I know it has been almost a year since we last posted which is pretty pathetic. So much has happened in the last year. So I will give you the cliff notes version.
The truth is Justin and I really only started the blog so we could keep everyone updated on the adoption especially when we went to Ukraine for 6 to 8 weeks. However as soon as we started the blog God gave us a surprise, we were pregnant! We had been praying for this blessing for a long time and were waiting for God's perfect timing. So when we found out we were so excited and yet a little sad that once again God would want us to wait for the child that we had been praying to adopt.
We are using the agency Lifeline to adopt. If you are adopting and get pregnant with your first child they want you to postpone your adoption until your child is 6 months so you can get settled and see if adoption is still for you. We still felt very called to adoption and wanted to continue with the process as much as we could. So we finished all of our Home Studies and most of the questions by January 2011 and the plan was to see our social worker when Eli was 6 months (Oct./Nov 2011) and get the process rolling again.
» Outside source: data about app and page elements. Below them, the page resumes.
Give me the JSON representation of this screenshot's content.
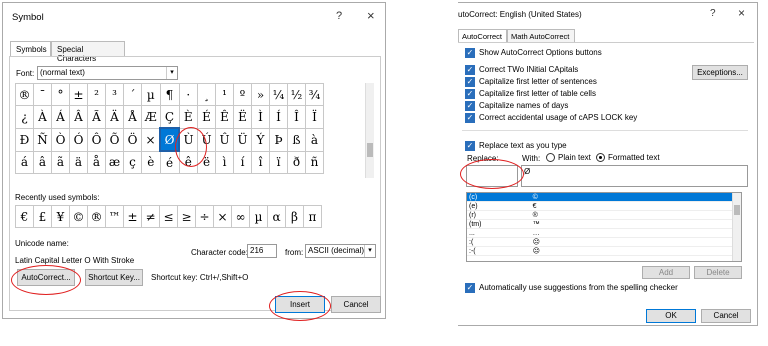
{
  "symbol_dialog": {
    "title": "Symbol",
    "help": "?",
    "close": "×",
    "tabs": [
      "Symbols",
      "Special Characters"
    ],
    "font_label": "Font:",
    "font_value": "(normal text)",
    "symbols": [
      [
        "®",
        "¯",
        "°",
        "±",
        "²",
        "³",
        "´",
        "µ",
        "¶",
        "·",
        "¸",
        "¹",
        "º",
        "»",
        "¼",
        "½",
        "¾"
      ],
      [
        "¿",
        "À",
        "Á",
        "Â",
        "Ã",
        "Ä",
        "Å",
        "Æ",
        "Ç",
        "È",
        "É",
        "Ê",
        "Ë",
        "Ì",
        "Í",
        "Î",
        "Ï"
      ],
      [
        "Ð",
        "Ñ",
        "Ò",
        "Ó",
        "Ô",
        "Õ",
        "Ö",
        "×",
        "Ø",
        "Ù",
        "Ú",
        "Û",
        "Ü",
        "Ý",
        "Þ",
        "ß",
        "à"
      ],
      [
        "á",
        "â",
        "ã",
        "ä",
        "å",
        "æ",
        "ç",
        "è",
        "é",
        "ê",
        "ë",
        "ì",
        "í",
        "î",
        "ï",
        "ð",
        "ñ"
      ]
    ],
    "recent_label": "Recently used symbols:",
    "recent": [
      "€",
      "£",
      "¥",
      "©",
      "®",
      "™",
      "±",
      "≠",
      "≤",
      "≥",
      "÷",
      "×",
      "∞",
      "µ",
      "α",
      "β",
      "π"
    ],
    "unicode_name_label": "Unicode name:",
    "unicode_name": "Latin Capital Letter O With Stroke",
    "char_code_label": "Character code:",
    "char_code": "216",
    "from_label": "from:",
    "from_value": "ASCII (decimal)",
    "autocorrect_btn": "AutoCorrect...",
    "shortcut_btn": "Shortcut Key...",
    "shortcut_text": "Shortcut key: Ctrl+/,Shift+O",
    "insert_btn": "Insert",
    "cancel_btn": "Cancel"
  },
  "autocorrect_dialog": {
    "title": "utoCorrect: English (United States)",
    "help": "?",
    "close": "×",
    "tabs": [
      "AutoCorrect",
      "Math AutoCorrect"
    ],
    "show_options": "Show AutoCorrect Options buttons",
    "checks": [
      "Correct TWo INitial CApitals",
      "Capitalize first letter of sentences",
      "Capitalize first letter of table cells",
      "Capitalize names of days",
      "Correct accidental usage of cAPS LOCK key"
    ],
    "exceptions_btn": "Exceptions...",
    "replace_as_type": "Replace text as you type",
    "replace_label": "Replace:",
    "with_label": "With:",
    "plain_text": "Plain text",
    "formatted_text": "Formatted text",
    "replace_value": "",
    "with_value": "Ø",
    "table": [
      [
        "(c)",
        "©"
      ],
      [
        "(e)",
        "€"
      ],
      [
        "(r)",
        "®"
      ],
      [
        "(tm)",
        "™"
      ],
      [
        "...",
        "…"
      ],
      [
        ":(",
        "☹"
      ],
      [
        ":-(",
        "☹"
      ]
    ],
    "add_btn": "Add",
    "delete_btn": "Delete",
    "auto_suggest": "Automatically use suggestions from the spelling checker",
    "ok_btn": "OK",
    "cancel_btn": "Cancel"
  }
}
We were aiming to be in Ukraine by the summer of 2012. Elijah would be a little over a year. ( More on Eli in our next post!)
But this summer we got word from our social worker that Ukraine had passed a new law that we could not adopt any child younger than 5 years of age. Our hearts broke again because we knew we would not get a 1 year old from Ukraine but we have been praying for a toddler. Here is where we really understood Lifeline's policy of waiting 6 months after your first child. After having Eli our desire to adopt grew stronger after we realized how much a baby depended on his or her parents and how much love we had for Eli. Our hearts broke knowing that there are 147 million orphans that do not have the love and care that they deserve and need and somewhere was our child that God had planned for us to adopt waiting to be held and loved. But also having Eli we realized that we have so much to learn about being parents and that we would not be ready for a child that could be older than 5 right now.
So we are back to praying for God's will and perfect timing. We are still planning on adopting internationally but we are praying for God to lead us to when and where. Please pray with us that God would show us the path to take and with the adjustment to parenthood that we would be still and listen for his voice even if it comes in a gentle whisper.
I will try to be better about posting but I am not promising anything!